Having laid the ground of historical and psychological theory, along with the art of visual interpretation, the core of Dekker’s narrative is then structured in two long sections. Part 1 concerns ‘Belief in the Child as Animal Educandum: Children’s Emotions in the Age of Renaissance and Reformation’. Part 2 is entitled ‘Between Child and Education: Children’s Emotions in the Age of Enlightenment, Romanticism, and Science’. Each of these periods is explored in three chapters addressing dialogue and discussion of education and emotions, expression of children’s emotions, and ‘education’ or ‘training’ in emotional literacy. These chapters are studiously supported by 50 pages of detailed notes, and 40 pages of bibliography.

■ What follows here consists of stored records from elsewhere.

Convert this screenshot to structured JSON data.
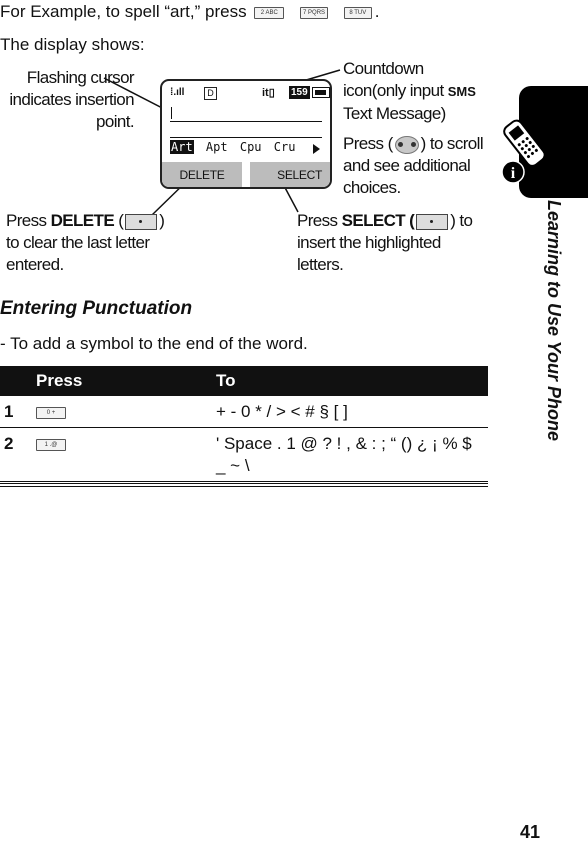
{
  "intro": {
    "line1_prefix": "For Example, to spell “art,” press",
    "keys": [
      "2 ABC",
      "7 PQRS",
      "8 TUV"
    ],
    "line1_suffix": ".",
    "line2": "The display shows:"
  },
  "display": {
    "status_d": "D",
    "status_it": "it",
    "countdown": "159",
    "choices": [
      "Art",
      "Apt",
      "Cpu",
      "Cru"
    ],
    "highlighted_choice": "Art",
    "soft_left": "DELETE",
    "soft_right": "SELECT"
  },
  "callouts": {
    "cursor": [
      "Flashing cursor",
      "indicates insertion",
      "point."
    ],
    "countdown_a": "Countdown",
    "countdown_b": "icon(only input",
    "countdown_sms": "SMS",
    "countdown_c": "Text Message)",
    "scroll_a": "Press (",
    "scroll_b": ") to scroll",
    "scroll_c": "and see additional",
    "scroll_d": "choices.",
    "delete_a": "Press",
    "delete_bold": "DELETE",
    "delete_b": "(",
    "delete_c": ")",
    "delete_d": "to clear the last letter",
    "delete_e": "entered.",
    "select_a": "Press",
    "select_bold": "SELECT (",
    "select_b": ") to",
    "select_c": "insert the highlighted",
    "select_d": "letters."
  },
  "section": {
    "heading": "Entering Punctuation",
    "description": "- To add a symbol to the end of the word."
  },
  "table": {
    "headers": [
      "Press",
      "To"
    ],
    "rows": [
      {
        "num": "1",
        "key": "0 +",
        "to": "+ - 0 * / > < # § [ ]"
      },
      {
        "num": "2",
        "key": "1 .@",
        "to": "' Space . 1 @ ? ! , & : ; “ () ¿ ¡ % $ _ ~ \\"
      }
    ]
  },
  "sidebar": {
    "title": "Learning to Use Your Phone"
  },
  "page_number": "41"
}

A reader might well begin with Chapter 1, and proceed direct to the Conclusion, before indulging in the rich (and entertaining) arguments of the core sections. The two discourses (or ‘Big Talks’ as Dekker labels them) are on the one hand ‘observational’ and on the other hand ‘missionary’, transitions in the visualization of children’s emotions that went in two directions, each linked, but by no means exclusively, to two historical periods. However one chooses to share Jeroen Dekker’s impressive research journey and enjoy his captivating presentation, this work will live on in the mind.

References

  • Dekker, J. and Wichgers, I. (2018) The embodiment of teaching the regulation of emotions in early modern Europe, Paedagogica Historica, 54 (1/2), 48–65. doi: 10.1080/00309230.2017.1397713.
  • Dekker, J. J. H. (1981) Historical anthropology: a new science? A scientific trek through the Pyrenees and the Andes, Theoretical History/Historiography and Theory, 8, 115–131.
  • Dekker, J. J. H. (1985) “Don’t lie”. “I’ll help you.” An episode from the history of moral education around 1850, Nederlands Tijdschrift voor Opvoeding, Vorming en Onderwijs, 2, 80–87.
  • Dekker, J. J. H. (1987) Re-education in the 19th century: cultural coercion and cultural consumption. In J. J. H. Dekker, M. D’hoker, B. Kruithof, and M. D. Vroede (Eds) Pedagogical Work in Society (Leuven/Amersfoort, ACCO), 65–81.